Ao menos os teus olhos
permanecem verdes
todo o ano.
Jorge Sousa Braga
Jorge Sousa Braga
A morte enche-nos a vida agora. Cheia de vazios, cheia de dúvidas sobre a última vez que vos vi. Cheia de angústias, por não ter havido mais uma vez - e havia tanto, mas tanto para dizer! A morte agora enche-nos a rua, abre-nos a porta, atende-nos o telefone. E enche-nos dum vazio que insufla. Estamos balofos de tanta morte. Cá dentro, tudo faz um eco incrível, não há respostas para nada. Tudo o que se ouve é a minha voz a perguntar ininterruptamente “quando foi a última vez que nos vimos?” E o vazio é exatamente esse fio de luz baço que se forma ao longo das palavras “não me consigo lembrar”.
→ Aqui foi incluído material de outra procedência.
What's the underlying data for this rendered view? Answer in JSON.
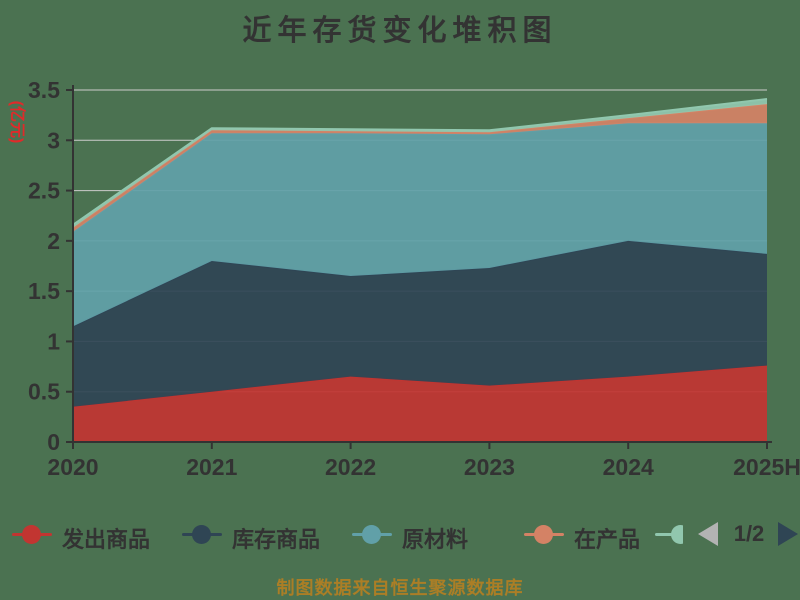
{
  "title": "近年存货变化堆积图",
  "footer": "制图数据来自恒生聚源数据库",
  "y_axis": {
    "unit": "(亿元)",
    "ticks": [
      "0",
      "0.5",
      "1",
      "1.5",
      "2",
      "2.5",
      "3",
      "3.5"
    ],
    "min": 0,
    "max": 3.5,
    "step": 0.5
  },
  "x_axis": {
    "categories": [
      "2020",
      "2021",
      "2022",
      "2023",
      "2024",
      "2025H"
    ]
  },
  "legend": {
    "items": [
      {
        "label": "发出商品",
        "color": "#c23531",
        "clipped": false
      },
      {
        "label": "库存商品",
        "color": "#2f4554",
        "clipped": false
      },
      {
        "label": "原材料",
        "color": "#61a0a8",
        "clipped": false
      },
      {
        "label": "在产品",
        "color": "#d48265",
        "clipped": false
      },
      {
        "label": "",
        "color": "#91c7ae",
        "clipped": true
      }
    ],
    "pager": {
      "current": "1/2"
    }
  },
  "chart_data": {
    "type": "area",
    "stacked": true,
    "title": "近年存货变化堆积图",
    "ylabel": "(亿元)",
    "ylim": [
      0,
      3.5
    ],
    "grid": true,
    "legend_position": "bottom",
    "x": [
      "2020",
      "2021",
      "2022",
      "2023",
      "2024",
      "2025H"
    ],
    "series": [
      {
        "name": "发出商品",
        "color": "#c23531",
        "values": [
          0.35,
          0.5,
          0.65,
          0.56,
          0.65,
          0.76
        ]
      },
      {
        "name": "库存商品",
        "color": "#2f4554",
        "values": [
          0.8,
          1.3,
          1.0,
          1.17,
          1.35,
          1.11
        ]
      },
      {
        "name": "原材料",
        "color": "#61a0a8",
        "values": [
          0.94,
          1.27,
          1.42,
          1.33,
          1.17,
          1.3
        ]
      },
      {
        "name": "在产品",
        "color": "#d48265",
        "values": [
          0.04,
          0.03,
          0.02,
          0.02,
          0.05,
          0.19
        ]
      },
      {
        "name": "",
        "color": "#91c7ae",
        "values": [
          0.03,
          0.02,
          0.02,
          0.02,
          0.03,
          0.05
        ]
      }
    ],
    "stacked_totals": [
      2.16,
      3.12,
      3.11,
      3.1,
      3.25,
      3.41
    ]
  },
  "colors": {
    "background": "#4b7251",
    "text": "#333333",
    "grid": "#cccccc",
    "axis": "#333333",
    "unit_label": "#e02a2a",
    "footer_text": "#ab7e26",
    "pager_prev": "#b3b3b3",
    "pager_next": "#2f4554"
  }
}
Andava aqui pela vida em piloto automático desde que me deixaste. Deixaste-me sem a roupa que me tapa à noite e sem a poesia que me limpa os olhos. E assim continuei, sempre em frente, sem olhar para os lados e muito menos para trás. Todos os dias colhendo os trigos pela frente sem me permitir a pausar para olhar a flor amarela que nasceu fora de estação e se cruzou comigo. É que sabes, olhar a flor seria permitir-me a sentir a beleza. A sentir alguma coisa que fosse. O passado não volta e eu preciso de continuar a andar para que o passado seja longínquo o mais depressa possível. Mas hoje voltei a ouvir a minha música, e dei-me conta do que perco quando vivo em piloto automático. Com ela chorei e ri-me de felicidade, uma gratidão por ainda me conseguir sentir feliz e mais ainda por ser com esta minha música. É que afinal, não morri de todo. É que afinal ainda estou aqui, o espelho ainda me sorri. A música ainda me pode salvar e assim existe ainda a esperança de que eu seja quem costumava ser.